Sunday 5 October 2014

0. The Drop

I had a complete breakdown yesterday.

It lasted nearly 6 hours.

Exhausted at the end, I called someone and realized what I'd just been through. I have not bottled something up like that for a very long time. Well over a year. Not since I lived at home alone.

I used to do it often, or more often then I thought, which makes me think I should have seen it coming. In a  way I did. I needed a cry, a book and some tea. I didn't realize how extensive the cry was though.

I held everything back when my mother came. I didn't want her to see me distressed about the last stretch, because I had so much to be happy for. I held everything back when I visited my sister, because I didn't want her to see me distressed about the last stretch, because I have so much o be happy for. I didn't cry some days, because the urge to do so came right before I started work, or I just wanted to go to bed, or I had such a short time with the one person I could, that I wanted it to b happy for both. But I held everything back.

I can see how I did it too. I've been walling myself off from everyone, scared to see and speak to people, venture beyond a certain point in the town. I've been injecting my brain with lectures and pod casts, new music and junk television in an effort to improve my mood, or to keep off a bad one. If I'm not thinking about it, it can't happen.

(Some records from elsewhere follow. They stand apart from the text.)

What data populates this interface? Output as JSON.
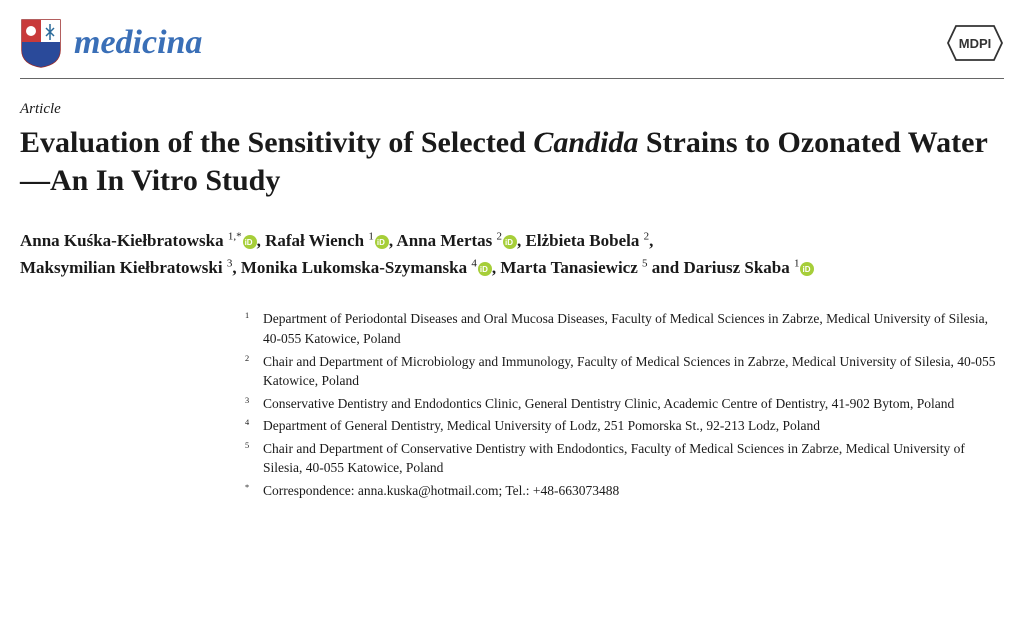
{
  "journal": {
    "name": "medicina",
    "name_color": "#3a6fb7",
    "publisher": "MDPI"
  },
  "article": {
    "type": "Article",
    "title_pre": "Evaluation of the Sensitivity of Selected ",
    "title_italic": "Candida",
    "title_post": " Strains to Ozonated Water—An In Vitro Study"
  },
  "authors": [
    {
      "name": "Anna Kuśka-Kiełbratowska",
      "sup": "1,",
      "extra": "*",
      "orcid": true
    },
    {
      "name": "Rafał Wiench",
      "sup": "1",
      "orcid": true
    },
    {
      "name": "Anna Mertas",
      "sup": "2",
      "orcid": true
    },
    {
      "name": "Elżbieta Bobela",
      "sup": "2",
      "orcid": false
    },
    {
      "name": "Maksymilian Kiełbratowski",
      "sup": "3",
      "orcid": false
    },
    {
      "name": "Monika Lukomska-Szymanska",
      "sup": "4",
      "orcid": true
    },
    {
      "name": "Marta Tanasiewicz",
      "sup": "5",
      "orcid": false
    },
    {
      "name": "Dariusz Skaba",
      "sup": "1",
      "orcid": true
    }
  ],
  "affiliations": [
    {
      "num": "1",
      "text": "Department of Periodontal Diseases and Oral Mucosa Diseases, Faculty of Medical Sciences in Zabrze, Medical University of Silesia, 40-055 Katowice, Poland"
    },
    {
      "num": "2",
      "text": "Chair and Department of Microbiology and Immunology, Faculty of Medical Sciences in Zabrze, Medical University of Silesia, 40-055 Katowice, Poland"
    },
    {
      "num": "3",
      "text": "Conservative Dentistry and Endodontics Clinic, General Dentistry Clinic, Academic Centre of Dentistry, 41-902 Bytom, Poland"
    },
    {
      "num": "4",
      "text": "Department of General Dentistry, Medical University of Lodz, 251 Pomorska St., 92-213 Lodz, Poland"
    },
    {
      "num": "5",
      "text": "Chair and Department of Conservative Dentistry with Endodontics, Faculty of Medical Sciences in Zabrze, Medical University of Silesia, 40-055 Katowice, Poland"
    }
  ],
  "correspondence": {
    "mark": "*",
    "text": "Correspondence: anna.kuska@hotmail.com; Tel.: +48-663073488"
  },
  "colors": {
    "text": "#1a1a1a",
    "background": "#ffffff",
    "orcid_green": "#a6ce39",
    "rule": "#666666"
  }
}
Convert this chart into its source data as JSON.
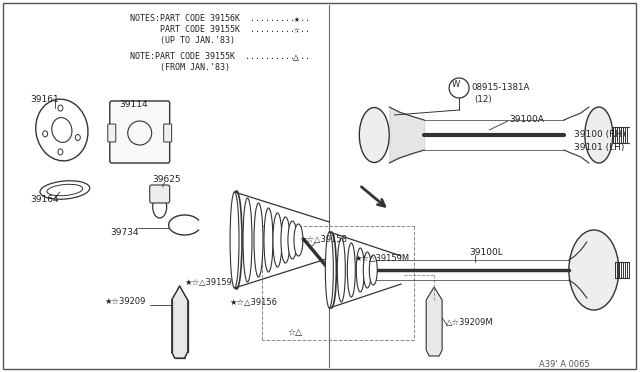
{
  "bg_color": "#ffffff",
  "border_color": "#444444",
  "lc": "#333333",
  "tc": "#222222",
  "notes_line1": "NOTES:PART CODE 39156K ............",
  "notes_line2": "      PART CODE 39155K ............",
  "notes_line3": "      (UP TO JAN.'83)",
  "notes_line4": "NOTE:PART CODE 39155K .............",
  "notes_line5": "      (FROM JAN.'83)",
  "sym1": "★",
  "sym2": "☆",
  "sym3": "△",
  "diagram_code": "A39' A 0065"
}
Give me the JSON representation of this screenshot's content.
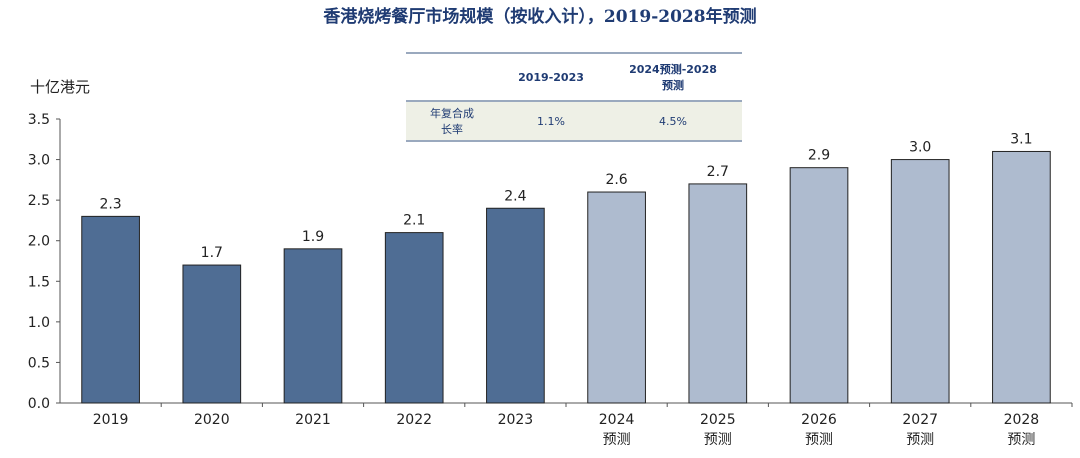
{
  "title": "香港烧烤餐厅市场规模（按收入计），2019-2028年预测",
  "y_unit": "十亿港元",
  "cagr_table": {
    "headers": [
      "",
      "2019-2023",
      "2024预测-2028\n预测"
    ],
    "row": [
      "年复合成\n长率",
      "1.1%",
      "4.5%"
    ]
  },
  "colors": {
    "historical": "#4f6d94",
    "forecast": "#aebbcf",
    "title": "#1f3b73"
  },
  "chart_data": {
    "type": "bar",
    "categories": [
      "2019",
      "2020",
      "2021",
      "2022",
      "2023",
      "2024\n预测",
      "2025\n预测",
      "2026\n预测",
      "2027\n预测",
      "2028\n预测"
    ],
    "values": [
      2.3,
      1.7,
      1.9,
      2.1,
      2.4,
      2.6,
      2.7,
      2.9,
      3.0,
      3.1
    ],
    "value_labels": [
      "2.3",
      "1.7",
      "1.9",
      "2.1",
      "2.4",
      "2.6",
      "2.7",
      "2.9",
      "3.0",
      "3.1"
    ],
    "forecast": [
      false,
      false,
      false,
      false,
      false,
      true,
      true,
      true,
      true,
      true
    ],
    "yticks": [
      "0.0",
      "0.5",
      "1.0",
      "1.5",
      "2.0",
      "2.5",
      "3.0",
      "3.5"
    ],
    "ylim": [
      0,
      3.5
    ],
    "grid": false,
    "legend": "none"
  }
}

The signs were there too. Isolation, lack of focus on anything productive and the inability to write. That's always a bad sign. It comes out sporadically, and unfocused. I can't seem to fix on an idea or plot at all. If my writing doesn't work then I'm lost. I couldn't even draw, Which is usually my back up outlet.

But I knew it had to, and with time to myself and away from everyone, my mind slowly unraveled and the weight of everything poured down on me.

The first thing I should have done was speak to someone. Anyone, but my fear of judgement comes up when I'm feeling my lowest, so I didn't want to speak to anyone for risk of further "Attack" when they probably would have helped me. I went through anger, terror and it was all directed at myself. I was ruining everything with my "stupid emotions", who only wanted to speak to someone. I hated me and felt ugly, scrawny and stupid.

It was an utter deterioration of myself.

It was a long time coming, in someways. I needed to pass through it, though I certainly wish it had been so much less savage. I was a cornered dog, biting and snapping with out thought, until I'd bitten my self enough to realize this was fruitless.

Settling, I called someone and they walked me through how exciting everything was about to be, and that they understood this was coming, and that I had every right to feel some of these feelings. I went through the list of things to be excited about.

I am still frustrated at the timing of it, and for the fact that I let it kind of fall out of me. But I think those things can be resolved with speaking and in two weeks, perhaps even resolved.

This morning I've rebuilt. While it is as cold as balls in this place, I'm going to sit down stairs. I'm going to ease myself into socializing and I'm going to write some novel.

Friday 3 October 2014

2. Raised by Captain America and the Bitter Dual Nature of the Now.

I don't think you are superman. I think you are Captain America. The title is a farce of course. You wish to be superman, indestructible, god like, morally sure of his actions and able to follow through. Captain America suits you better. He is structured with flaws, which he over comes with his kindness and a sort of thoughtfulness that looks out for others around him. He is the man we wish to be, chosen for our morals and not born into something so grand. He made who he was with his heart, for his all that, flaws and all.

Insight, struggle and I understand why you wished for so long to be on your own.

After speaking with you, I feel enlightened, with a touch of insight.

I am fortunate. All my life I have had supportive family and friends, even when I didn't think they were being so, they were always looking out for me and wanting me to be so happy.

You, I feel you've faced something so much harder then I and its your determination to remain good, honest and truthful is what I find so admirable. You are a hero to yourself, more than comic could come up with. The incredibly, you find yourself coming to the truth. Your softness is an admirable quality.

I want you not to worry with me. I just want care and love, to know that you're feelings will be returned.

....

But this is also the last two days, where my heart remains strangled in agony. It was you who used the word once to describe it. I wouldn't be able to do this were it not for you, but how my heart hurts when your not with me. When I can't be with you. Not allowed, hidden pushed and locked away.

I've wanted to cry all evening. I'm so close to the end. Only two sleeps. But it does not change how the now feels, and how much junk I have to pump into my mind to make me stand up right and smile at a stranger. I feel useless, stripped and ugly in these moments. Nothing is right on my body. Nothing is right in my body.

I've been hunted by half a handful of others too, and all I want is to fall back and feel protected, safe with you. I want to say I am not yours to hunt. Leave me be. But I have to find other ways. Lies upon lies. It all tastes stale on my tongue.

Strangled and hidden in a cupboard. I hold every faith in you, but I've been hurting for so long. It will take a bit of time before my cynicism subsides.

I hope the I'll stop feeling sick in the evenings, ill from the stress. I miss you.